11. “Murderball” (2005)
MTV had trouble getting anyone to watch this documentary about paraplegic rugby players, but those who did were treated to a powerful film about what people go through when they lose almost everything.
12. “V for Vendetta” (2005)
How on earth did a major studio come to release such an anti-Establishment movie? The hero of this film, which came out several years after the start of the war on terror, is a terrorist. The character’s Guy Fawkes mask has since been adopted by the anti-Scientology movement known as Anonymous.
13. “Syriana” (2005)
Confusing was a word a lot of people used to describe this movie, but that might have been by the filmmakers’ design. It’s as if writer/director Stephen Gaghan tried to take in the whole solar mass of the Middle East and ended up speaking in tongues about sheiks and oilmen and suicide bombers who all have their reasons. The source material, Robert Baer’s memoir about life at the CIA, shines through in the revelation that pretty much all American maneuvering boils down to oil profits.
14. “Milk” (2008)
If only gay rights activists would pay more attention to Harvey Milk, we would all be better off. The pioneering politician’s warning not to go looking in the closet for equal opportunity is as relevant now as ever.
15. “Waltz With Bashir” (2008)
This unique animated documentary is hard to pin down, but one word for it is breathtaking.
16. “Michael Clayton” (2007)
Fight lawyers with a lawyer. “Michael Clayton” really nails what’s wrong with this country—people simply don’t risk their asses anymore. So what if your employers are poisoning people? Are you supposed to lose your job and your Mercedes turning them in? Yes!
17. “The Queen” (2006)
It’s good to remember Tony Blair before the fall, when he was the wide-eyed young prime minister who fell for Her Majesty.
18. “An Inconvenient Truth” (2006)
Oh my God, global warming is real? Can we do something about this? The Gore-bot has never been more expressive—or convincing.
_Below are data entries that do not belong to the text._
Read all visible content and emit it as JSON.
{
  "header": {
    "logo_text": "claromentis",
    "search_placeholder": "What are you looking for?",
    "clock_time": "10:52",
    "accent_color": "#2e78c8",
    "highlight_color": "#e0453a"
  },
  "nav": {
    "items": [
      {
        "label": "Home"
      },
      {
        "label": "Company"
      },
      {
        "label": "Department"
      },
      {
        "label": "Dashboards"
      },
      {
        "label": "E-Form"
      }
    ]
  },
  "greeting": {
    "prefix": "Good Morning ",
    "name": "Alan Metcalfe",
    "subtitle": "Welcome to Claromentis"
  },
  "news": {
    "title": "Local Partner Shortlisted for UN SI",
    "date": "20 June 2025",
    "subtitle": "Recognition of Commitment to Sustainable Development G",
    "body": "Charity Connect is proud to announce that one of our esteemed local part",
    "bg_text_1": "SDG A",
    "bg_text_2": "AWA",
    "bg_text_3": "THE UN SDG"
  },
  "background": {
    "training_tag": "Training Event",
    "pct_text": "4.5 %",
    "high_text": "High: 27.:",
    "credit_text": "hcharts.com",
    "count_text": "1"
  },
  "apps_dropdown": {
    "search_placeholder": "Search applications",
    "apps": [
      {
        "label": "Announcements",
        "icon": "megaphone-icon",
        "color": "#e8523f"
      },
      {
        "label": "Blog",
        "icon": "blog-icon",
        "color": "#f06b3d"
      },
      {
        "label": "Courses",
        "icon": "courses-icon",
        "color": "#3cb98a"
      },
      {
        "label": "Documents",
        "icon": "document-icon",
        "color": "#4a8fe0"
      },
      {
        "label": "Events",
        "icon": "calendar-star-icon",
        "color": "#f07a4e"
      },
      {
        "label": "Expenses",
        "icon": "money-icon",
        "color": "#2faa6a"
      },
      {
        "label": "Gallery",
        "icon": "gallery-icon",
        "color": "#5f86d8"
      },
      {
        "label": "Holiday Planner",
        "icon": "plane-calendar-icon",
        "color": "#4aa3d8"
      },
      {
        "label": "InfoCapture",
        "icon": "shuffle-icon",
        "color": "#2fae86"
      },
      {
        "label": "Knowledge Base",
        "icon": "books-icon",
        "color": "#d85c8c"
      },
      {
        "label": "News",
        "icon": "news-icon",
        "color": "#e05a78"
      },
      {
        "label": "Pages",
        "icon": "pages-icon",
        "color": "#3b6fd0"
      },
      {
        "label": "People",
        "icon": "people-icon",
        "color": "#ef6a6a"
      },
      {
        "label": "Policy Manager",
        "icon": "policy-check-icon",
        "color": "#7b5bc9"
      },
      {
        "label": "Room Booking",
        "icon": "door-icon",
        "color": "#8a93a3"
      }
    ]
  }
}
19. “Good Night, and Good Luck” (2005)
It took almost as much chutzpah to take on Joe McCarthy in the 1950s as it did to make a black-and-white movie in the 21st century. This film was less a condemnation of the blacklist than a bitch-slap to The New York Times and CNN and everyone else who kept the great Ed Murrow spinning in his grave in those early Bush years.
20. “Outfoxed” (2004)
Robert Greenwald’s timely-documentary factory scored an early hit with “Outfoxed,” a point-by-point breakdown of Fox News that didn’t just vent, but exposed the most popular news network’s most devilish techniques.